- Associated Press - Sunday, August 10, 2014

NEW HAVEN, Conn. (AP) - Greenwich businessman Tom Foley and Senate Minority Leader John McKinney made their final pitches to Republican primary voters Sunday, each claiming to have the skills and background to improve Connecticut’s economy and defeat Democratic Gov. Dannel P. Malloy in November.

The two were participating in a live forum sponsored by WTNH-TV in New Haven. It was the final opportunity for the Fairfield County Republicans to differentiate themselves for the small group of Republican voters expected to turn out for Tuesday’s primary.

Foley tried to paint McKinney, a 16-year-veteran of the General Assembly, as a political insider like Malloy. Throughout the hourlong forum, Foley frequently called McKinney a career politician, accusing him of supporting tax increases and spending policies that have hurt the state’s economy. Foley contends his 35 years of business experience suits him for controlling state spending and cutting taxes.

“I’m glad you’ve finally come on board and seen the light,” said Foley, in reference to McKinney’s recent plan to eliminate personal income taxes on those who make less than $75,000 a year. “But your voting record certainly doesn’t support what you’re taking about right now.”

McKinney, who contends his tax-cutting plan would be more effective than Foley’s proposal to cut the 6.35 percent sales tax by half a percent, accused Foley of misrepresenting his voting record in the legislature. McKinney held up a copy of every state budget proposal he has voted on.

“I’ve had 10 budget votes over 16 years that increased taxes and voted against all but one,” McKinney said.
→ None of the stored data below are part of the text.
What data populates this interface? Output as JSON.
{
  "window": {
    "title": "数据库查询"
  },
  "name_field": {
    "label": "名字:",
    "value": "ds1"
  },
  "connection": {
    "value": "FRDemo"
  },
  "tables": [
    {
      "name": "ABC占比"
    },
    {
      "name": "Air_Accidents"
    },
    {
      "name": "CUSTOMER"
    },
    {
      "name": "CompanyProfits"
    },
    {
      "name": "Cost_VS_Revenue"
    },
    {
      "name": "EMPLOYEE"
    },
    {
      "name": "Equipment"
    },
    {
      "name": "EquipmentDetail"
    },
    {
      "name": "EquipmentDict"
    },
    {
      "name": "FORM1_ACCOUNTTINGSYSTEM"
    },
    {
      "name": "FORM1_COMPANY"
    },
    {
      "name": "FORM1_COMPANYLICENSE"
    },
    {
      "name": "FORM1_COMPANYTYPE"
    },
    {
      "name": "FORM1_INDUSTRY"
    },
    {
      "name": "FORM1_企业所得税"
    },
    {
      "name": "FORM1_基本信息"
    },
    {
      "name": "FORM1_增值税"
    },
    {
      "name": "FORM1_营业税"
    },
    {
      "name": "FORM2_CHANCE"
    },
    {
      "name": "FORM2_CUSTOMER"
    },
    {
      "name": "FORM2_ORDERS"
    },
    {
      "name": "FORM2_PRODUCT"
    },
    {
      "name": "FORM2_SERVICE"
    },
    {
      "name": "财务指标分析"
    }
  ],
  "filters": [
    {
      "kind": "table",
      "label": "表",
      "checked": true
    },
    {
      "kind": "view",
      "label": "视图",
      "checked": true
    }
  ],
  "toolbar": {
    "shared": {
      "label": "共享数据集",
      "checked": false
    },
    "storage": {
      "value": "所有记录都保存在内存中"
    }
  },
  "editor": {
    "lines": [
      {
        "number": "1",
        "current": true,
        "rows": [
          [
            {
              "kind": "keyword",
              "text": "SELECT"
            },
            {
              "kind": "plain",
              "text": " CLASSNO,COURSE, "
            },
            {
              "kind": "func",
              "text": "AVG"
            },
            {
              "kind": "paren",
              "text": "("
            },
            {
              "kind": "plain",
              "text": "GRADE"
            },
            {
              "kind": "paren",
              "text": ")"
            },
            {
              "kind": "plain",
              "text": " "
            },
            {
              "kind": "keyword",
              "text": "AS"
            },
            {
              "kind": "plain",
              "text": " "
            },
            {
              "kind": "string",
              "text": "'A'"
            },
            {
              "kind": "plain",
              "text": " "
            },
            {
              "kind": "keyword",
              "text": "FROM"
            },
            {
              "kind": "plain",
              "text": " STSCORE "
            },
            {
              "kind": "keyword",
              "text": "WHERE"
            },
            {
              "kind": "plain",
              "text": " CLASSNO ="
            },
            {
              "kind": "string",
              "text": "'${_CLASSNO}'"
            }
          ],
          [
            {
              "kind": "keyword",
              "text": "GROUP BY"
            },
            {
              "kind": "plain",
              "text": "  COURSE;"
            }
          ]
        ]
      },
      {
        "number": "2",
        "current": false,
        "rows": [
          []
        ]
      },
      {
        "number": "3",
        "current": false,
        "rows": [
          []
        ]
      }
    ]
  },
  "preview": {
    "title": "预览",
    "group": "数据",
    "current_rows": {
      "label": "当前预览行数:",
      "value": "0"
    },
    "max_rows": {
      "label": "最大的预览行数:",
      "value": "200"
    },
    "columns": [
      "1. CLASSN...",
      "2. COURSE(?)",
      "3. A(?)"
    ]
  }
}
McKinney said he supported increasing the state’s cigarette tax from $1.51 to $2 a pack in 2007 because the same bill included a new film tax credit program, which he said helped Blue Sky Studios, the successful computer animation studio in Foley’s hometown. McKinney said he also voted that same year for a phased-in tax increase on the wholesale price of gasoline that’s charged to companies distributing petroleum products because it would help pay for a major rail improvement initiative.

“These are all excuses, but you’ve raised taxes, John, repeatedly,” Foley said.

“Tom, Tom, it’s called leadership,” McKinney replied.

“Raising taxes is leadership? Is that how you’d lead as governor?” Foley asked.

“Tom, you have to pay for things,” McKinney said. “And you don’t want to answer a single question. You want to be devoid of specifics.”

The pair also differed over McKinney’s support of a $400 million tax credit deal with United Technologies Corp. in return for $500 million in promised upgrades at Pratt & Whitney, Sikorsky and UTC Aerospace facilities. Foley insisted a tax credit is not a “freebie,” but a loss in state revenue. McKinney, however, said tax credits are a way for the government to return money to taxpayers and ultimately encourage companies like UTC to remain and grow in the state.

Meanwhile, both expressed concerns with the state’s new medical marijuana program, which is expected to be up and running soon. Each said he opposed efforts to legalize it for recreational use.

Both candidates said they feel good about their chances of winning Tuesday. Foley, who was endorsed by state Republicans at the party’s convention and is considered the favorite, said he doesn’t believe McKinney’s criticisms have eroded his support. But McKinney, who has received more endorsements from major Connecticut newspapers than Foley, said he believes momentum is building for his campaign.